When I booked our solar eclipse trip I absolutely AGONIZED over trying to find the place least likely to be cloudy. In the end it’s really all up to luck; we staked out our spot at Fort Campbell, Kentucky, and there wasn’t a cloud in the sky. Meanwhile people in Illinois packed into a stadium to watch got lucky with a 15-second break during totality:

Anyway just went out to check the lunar eclipse but it’s either behind the clouds or the trees this time.

3 Likes

Our local science museum hosted a trip to Nashville for the '17 eclipse, and we had a last minute change of location for viewing – The Weather Channel asked our tour guide to be their on-air commentator for the eclipse locally.

Ya know, you want to figure TWC has a clue where the viewing should be good.

Precisely 90 seconds before totality, a cloud flicked up and covered the sun and stayed there. The only thing I got out of it was to learn what it sounds like when 15,000 people simultaneously say, “Ugh…”.

This was the only corona I saw that day:

4 Likes

I’ll admit that I’ve got a perfect view of it right outside my bedroom window. I really wish I had a decent camera for it. But alas.

4 Likes

Yeah it cleared up here too, but I can’t get it in focus with my camera. T_T

3 Likes

Missed most of this one due to clouds but was able to catch a glimpse of it.
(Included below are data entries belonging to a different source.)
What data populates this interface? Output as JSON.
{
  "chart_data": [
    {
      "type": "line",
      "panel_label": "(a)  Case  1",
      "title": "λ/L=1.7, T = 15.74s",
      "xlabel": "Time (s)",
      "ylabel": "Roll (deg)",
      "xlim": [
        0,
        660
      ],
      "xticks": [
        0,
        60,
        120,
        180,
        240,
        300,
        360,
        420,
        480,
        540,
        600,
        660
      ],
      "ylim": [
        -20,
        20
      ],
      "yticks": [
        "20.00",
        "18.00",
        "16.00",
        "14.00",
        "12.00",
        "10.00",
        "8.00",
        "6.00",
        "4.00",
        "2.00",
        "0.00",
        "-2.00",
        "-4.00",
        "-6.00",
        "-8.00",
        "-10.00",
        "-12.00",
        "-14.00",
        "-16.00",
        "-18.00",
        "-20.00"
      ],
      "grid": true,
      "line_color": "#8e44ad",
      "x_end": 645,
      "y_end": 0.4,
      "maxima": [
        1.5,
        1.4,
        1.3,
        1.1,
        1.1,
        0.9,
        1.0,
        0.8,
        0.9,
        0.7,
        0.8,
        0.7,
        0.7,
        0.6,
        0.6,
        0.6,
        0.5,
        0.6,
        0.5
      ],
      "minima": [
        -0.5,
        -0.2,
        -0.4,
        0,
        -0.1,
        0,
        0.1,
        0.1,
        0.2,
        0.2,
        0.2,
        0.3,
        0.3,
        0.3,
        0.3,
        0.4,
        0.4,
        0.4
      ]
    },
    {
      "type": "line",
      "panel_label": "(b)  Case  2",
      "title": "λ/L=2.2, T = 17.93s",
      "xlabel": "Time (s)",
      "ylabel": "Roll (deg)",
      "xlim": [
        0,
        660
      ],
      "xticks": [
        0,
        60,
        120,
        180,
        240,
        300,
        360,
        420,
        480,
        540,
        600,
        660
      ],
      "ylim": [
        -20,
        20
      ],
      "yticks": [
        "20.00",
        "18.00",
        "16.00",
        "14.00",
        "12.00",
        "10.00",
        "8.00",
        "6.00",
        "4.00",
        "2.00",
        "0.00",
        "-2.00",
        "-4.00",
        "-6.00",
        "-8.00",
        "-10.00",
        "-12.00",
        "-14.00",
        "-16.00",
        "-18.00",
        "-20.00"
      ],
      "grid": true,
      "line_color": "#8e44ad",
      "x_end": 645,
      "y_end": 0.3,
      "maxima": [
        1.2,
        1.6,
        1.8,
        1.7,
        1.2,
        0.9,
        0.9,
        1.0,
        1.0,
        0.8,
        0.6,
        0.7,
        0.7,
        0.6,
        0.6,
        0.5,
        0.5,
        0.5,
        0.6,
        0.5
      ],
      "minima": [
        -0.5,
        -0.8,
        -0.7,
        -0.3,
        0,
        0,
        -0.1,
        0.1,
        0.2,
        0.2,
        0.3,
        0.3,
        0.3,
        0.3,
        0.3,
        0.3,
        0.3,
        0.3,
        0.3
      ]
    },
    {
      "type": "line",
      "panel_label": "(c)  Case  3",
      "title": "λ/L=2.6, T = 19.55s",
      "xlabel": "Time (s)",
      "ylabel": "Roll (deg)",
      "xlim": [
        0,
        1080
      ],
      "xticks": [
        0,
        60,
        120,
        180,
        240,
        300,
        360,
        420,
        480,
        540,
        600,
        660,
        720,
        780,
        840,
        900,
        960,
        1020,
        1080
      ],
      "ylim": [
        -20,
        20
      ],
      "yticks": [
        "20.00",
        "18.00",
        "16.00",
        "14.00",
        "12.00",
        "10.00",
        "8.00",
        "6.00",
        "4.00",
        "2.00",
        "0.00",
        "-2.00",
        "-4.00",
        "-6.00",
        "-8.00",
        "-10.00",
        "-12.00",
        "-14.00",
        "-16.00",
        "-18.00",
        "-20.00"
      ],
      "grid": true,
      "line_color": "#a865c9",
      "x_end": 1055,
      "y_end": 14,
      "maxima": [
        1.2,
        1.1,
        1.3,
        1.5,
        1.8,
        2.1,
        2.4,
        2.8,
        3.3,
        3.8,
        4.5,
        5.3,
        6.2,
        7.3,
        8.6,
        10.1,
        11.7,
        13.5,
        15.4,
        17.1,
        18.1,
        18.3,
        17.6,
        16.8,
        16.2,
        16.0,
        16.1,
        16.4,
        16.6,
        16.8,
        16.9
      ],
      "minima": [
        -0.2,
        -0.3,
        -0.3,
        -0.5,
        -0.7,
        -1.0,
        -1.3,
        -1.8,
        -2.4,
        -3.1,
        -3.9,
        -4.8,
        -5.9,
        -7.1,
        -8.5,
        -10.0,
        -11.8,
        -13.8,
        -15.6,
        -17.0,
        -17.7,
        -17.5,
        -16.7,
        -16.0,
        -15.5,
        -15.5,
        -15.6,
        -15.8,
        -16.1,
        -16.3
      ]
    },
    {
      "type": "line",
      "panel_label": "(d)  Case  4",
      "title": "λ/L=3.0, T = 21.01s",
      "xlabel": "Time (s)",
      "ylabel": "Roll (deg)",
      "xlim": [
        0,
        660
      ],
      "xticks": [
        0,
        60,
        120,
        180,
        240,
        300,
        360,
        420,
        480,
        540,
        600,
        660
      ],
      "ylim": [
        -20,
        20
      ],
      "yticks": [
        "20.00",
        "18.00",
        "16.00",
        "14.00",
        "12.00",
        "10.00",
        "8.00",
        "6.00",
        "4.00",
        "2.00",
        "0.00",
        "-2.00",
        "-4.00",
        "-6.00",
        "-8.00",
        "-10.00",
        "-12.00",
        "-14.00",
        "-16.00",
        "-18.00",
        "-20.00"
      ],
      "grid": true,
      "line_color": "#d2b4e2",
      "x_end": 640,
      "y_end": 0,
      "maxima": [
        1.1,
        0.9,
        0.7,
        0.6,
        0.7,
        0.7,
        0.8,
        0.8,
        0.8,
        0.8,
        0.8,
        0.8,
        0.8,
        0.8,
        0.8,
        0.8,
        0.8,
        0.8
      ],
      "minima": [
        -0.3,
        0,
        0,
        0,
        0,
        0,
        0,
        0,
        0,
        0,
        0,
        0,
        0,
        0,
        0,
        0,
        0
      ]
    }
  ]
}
Lightning and lunar eclipse :+1:

3 Likes

Same… same…

Sigh

3 Likes

I just had a two-minute gap in the clouds. Noice.

4 Likes

One of the best meteor sightings I had was during an intermittently cloudy night of the Perseids. A very bright meteor burned up inside a cloud, first appearing as a streak of white light within the cloud and then ending in a bright flash. It was quite beautiful. I also have seen meteors which burn with a green trail and end in a burst of white light.
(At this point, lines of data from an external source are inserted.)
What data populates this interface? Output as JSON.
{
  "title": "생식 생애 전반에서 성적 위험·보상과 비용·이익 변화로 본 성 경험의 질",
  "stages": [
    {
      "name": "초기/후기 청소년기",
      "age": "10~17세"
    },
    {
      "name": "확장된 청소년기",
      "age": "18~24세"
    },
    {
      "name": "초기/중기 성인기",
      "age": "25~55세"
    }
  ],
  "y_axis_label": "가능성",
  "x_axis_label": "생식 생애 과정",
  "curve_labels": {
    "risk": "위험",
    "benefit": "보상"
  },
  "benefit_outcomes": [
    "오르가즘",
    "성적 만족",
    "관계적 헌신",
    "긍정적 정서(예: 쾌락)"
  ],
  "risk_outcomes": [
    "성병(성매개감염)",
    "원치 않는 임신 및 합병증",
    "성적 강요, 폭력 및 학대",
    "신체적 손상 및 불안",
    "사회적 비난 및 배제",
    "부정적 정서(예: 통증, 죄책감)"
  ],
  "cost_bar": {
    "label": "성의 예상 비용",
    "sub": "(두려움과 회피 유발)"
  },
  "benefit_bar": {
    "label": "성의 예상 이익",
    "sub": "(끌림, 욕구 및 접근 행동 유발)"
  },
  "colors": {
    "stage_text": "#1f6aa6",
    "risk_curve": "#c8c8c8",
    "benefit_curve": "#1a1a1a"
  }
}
I need to check the comet reports, it’s been a while since I’ve seen one of those. But the ones I have seen have been pretty nice. The most spectacular was Comet Hyakutake, which spread across a third of the sky.

3 Likes

It always seems to be really overcast whenever something astronomically cool is happening (big thunderstorm last night), and now I live in an area with so much light pollution the moon is about all we can see. The best thing we’ve seen the last few years is when the northern lights were visible quite far south. We didn’t see the actual aurora, but one night the entire northern sky was glowing like someone had opened a huge stadium or something at the end of the road we lived on. Not bad for the southern coast of England.